Last November, Taylor was asked by the “The Moon Under Water” podcast how he navigates going to pubs and bars now that he no longer drinks alcohol. He responded: “The first few years is weird, because you realize quickly how much a part of your personality booze has become, and you kind of have to sort out who you are, what you’re comfortable with and largely just the habit of it.
“I was never a big beer drinker, so non-alcoholic brew, that wasn’t the key,” he explained. “So I started with sodas and then just kind of went to water. And now that’s just what I do.
“To me, going out and hanging out in a pub or a bar or whatever is more about the company you keep. And you realize at some point the golden moment is going to go away. So you try to time your departure right around that time where you’re just, like, ‘Okay, we’ve got about 10 minutes before he becomes a super mess. So I’m gonna split, and I’ll talk to you guys later.'”
Taylor added: “I try not to ‘Irish goodbye’ everybody, where you just split. I only did that, really, when I was drinking. (Laughs) But I make sure that everybody’s good; I make sure that everybody’s… Okay, if anybody needs a ride home, I’m the first one to do it. ‘Cause it’s usually just me and my wife. My wife still drinks, but she’s very social. She’s way better at it than I was. Usually right about the time she’s starting to kind of… She’s just, like, ‘I’m tired. We need to split.’ I’m, like, ‘Ah. You had me at ‘I’m ready to go.” So we’re out the door and heading for home.”
Corey previously discussed his long history of drug use and eventual recovery in a January 2020 interview with BBC Radio 6 Music presenter Mary Anne Hobbs. At the time, he said: “You get to the point where you realize that what you do means so much to you that you wanna do it at the absolute top of your game. And you know me — I’m a nut, so if I’m going all the way, I’m gonna go all the way and above and beyond.
“I’ve struggled with drinking for a long time, especially with having that kind of addictive personality side to me,” he continued. “But at the same time, I’ve also had this weird switch where when I decide to quit something, that’s it. And this year is ten years for me. And then I quit smoking, which I never thought I would do. And that was just as difficult, if not worse. But then you get to the point where you start going, ‘Okay, we’re done quitting things.
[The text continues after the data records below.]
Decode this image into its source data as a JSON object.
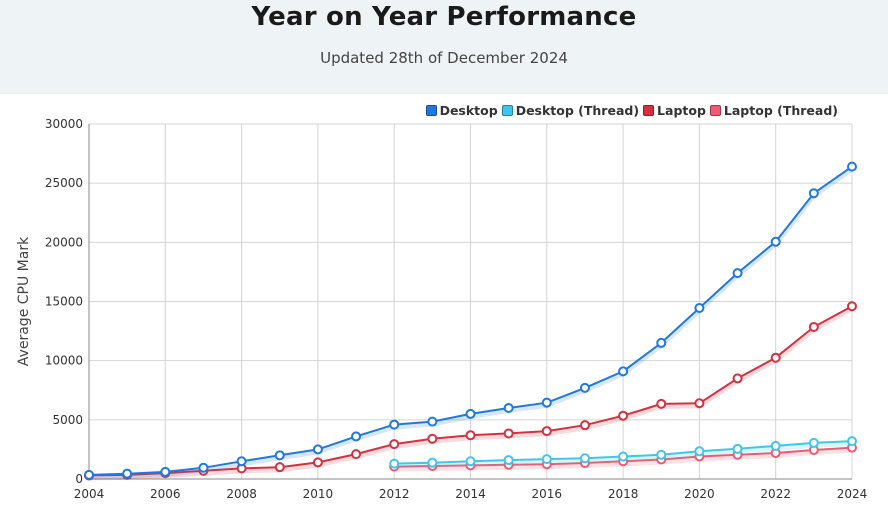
{
  "header": {
    "title": "Year on Year Performance",
    "subtitle": "Updated 28th of December 2024"
  },
  "chart_data": {
    "type": "line",
    "ylabel": "Average CPU Mark",
    "xlabel": "",
    "xlim": [
      2004,
      2024
    ],
    "ylim": [
      0,
      30000
    ],
    "x_ticks": [
      "2004",
      "2006",
      "2008",
      "2010",
      "2012",
      "2014",
      "2016",
      "2018",
      "2020",
      "2022",
      "2024"
    ],
    "y_ticks": [
      "0",
      "5000",
      "10000",
      "15000",
      "20000",
      "25000",
      "30000"
    ],
    "grid": true,
    "legend_position": "top-right",
    "series": [
      {
        "name": "Desktop",
        "color": "#1f78e0",
        "x": [
          2004,
          2005,
          2006,
          2007,
          2008,
          2009,
          2010,
          2011,
          2012,
          2013,
          2014,
          2015,
          2016,
          2017,
          2018,
          2019,
          2020,
          2021,
          2022,
          2023,
          2024
        ],
        "values": [
          350,
          450,
          600,
          950,
          1500,
          2000,
          2500,
          3600,
          4600,
          4850,
          5500,
          6000,
          6450,
          7700,
          9100,
          11500,
          14450,
          17400,
          20050,
          24150,
          26400
        ]
      },
      {
        "name": "Desktop (Thread)",
        "color": "#3ec6ee",
        "x": [
          2012,
          2013,
          2014,
          2015,
          2016,
          2017,
          2018,
          2019,
          2020,
          2021,
          2022,
          2023,
          2024
        ],
        "values": [
          1300,
          1380,
          1500,
          1600,
          1680,
          1750,
          1900,
          2050,
          2350,
          2550,
          2800,
          3050,
          3200
        ]
      },
      {
        "name": "Laptop",
        "color": "#d63040",
        "x": [
          2004,
          2005,
          2006,
          2007,
          2008,
          2009,
          2010,
          2011,
          2012,
          2013,
          2014,
          2015,
          2016,
          2017,
          2018,
          2019,
          2020,
          2021,
          2022,
          2023,
          2024
        ],
        "values": [
          300,
          350,
          500,
          700,
          900,
          1000,
          1400,
          2100,
          2950,
          3400,
          3700,
          3850,
          4050,
          4550,
          5350,
          6350,
          6400,
          8500,
          10250,
          12850,
          14600
        ]
      },
      {
        "name": "Laptop (Thread)",
        "color": "#f05a70",
        "x": [
          2012,
          2013,
          2014,
          2015,
          2016,
          2017,
          2018,
          2019,
          2020,
          2021,
          2022,
          2023,
          2024
        ],
        "values": [
          1050,
          1100,
          1150,
          1200,
          1250,
          1350,
          1500,
          1650,
          1900,
          2050,
          2200,
          2450,
          2650
        ]
      }
    ]
  }
}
What can we do to improve ourselves?’ So I started really looking at the way I eat and the way I take care of myself. I started training again and really trying to get physically fit to the point where if I went on stage, I knew that I could do the best show that I’ve done in twenty years. And that became part of just keeping this thing alive.”
Five years ago, Taylor, who tried to commit suicide in 2003 by attempting to jump off a hotel balcony while struggling with alcoholism, was honored with the “Icon” award at Rock To Recovery‘s second annual awareness event and benefit. In his acceptance speech, the singer said: “I had my first drink when I was five years old, did my first drug when I was eleven, and it was just all fucked up from there. I lost a lot of friends.”
During a 2016 appearance on the “Meet Your Heroes” SiriusXM radio show, Taylor said that his personality turned “vicious” and he had a “dark attitude” while drunk. He added: “To this day, there are still a lot of friends of mine who are, like, ‘If you ever fall off the wagon, don’t call me.’ So I know it’s in me, and I think that’s the difference between me and a lot of other people is the fact that I can at least admit it.”
He continued: “I just let booze get in the way for a while and then I kind of pulled myself out of it. I feel like I’m doing my best work now, to be honest.”
Corey‘s sophomore solo album, “CMF2”, will be released on September 15.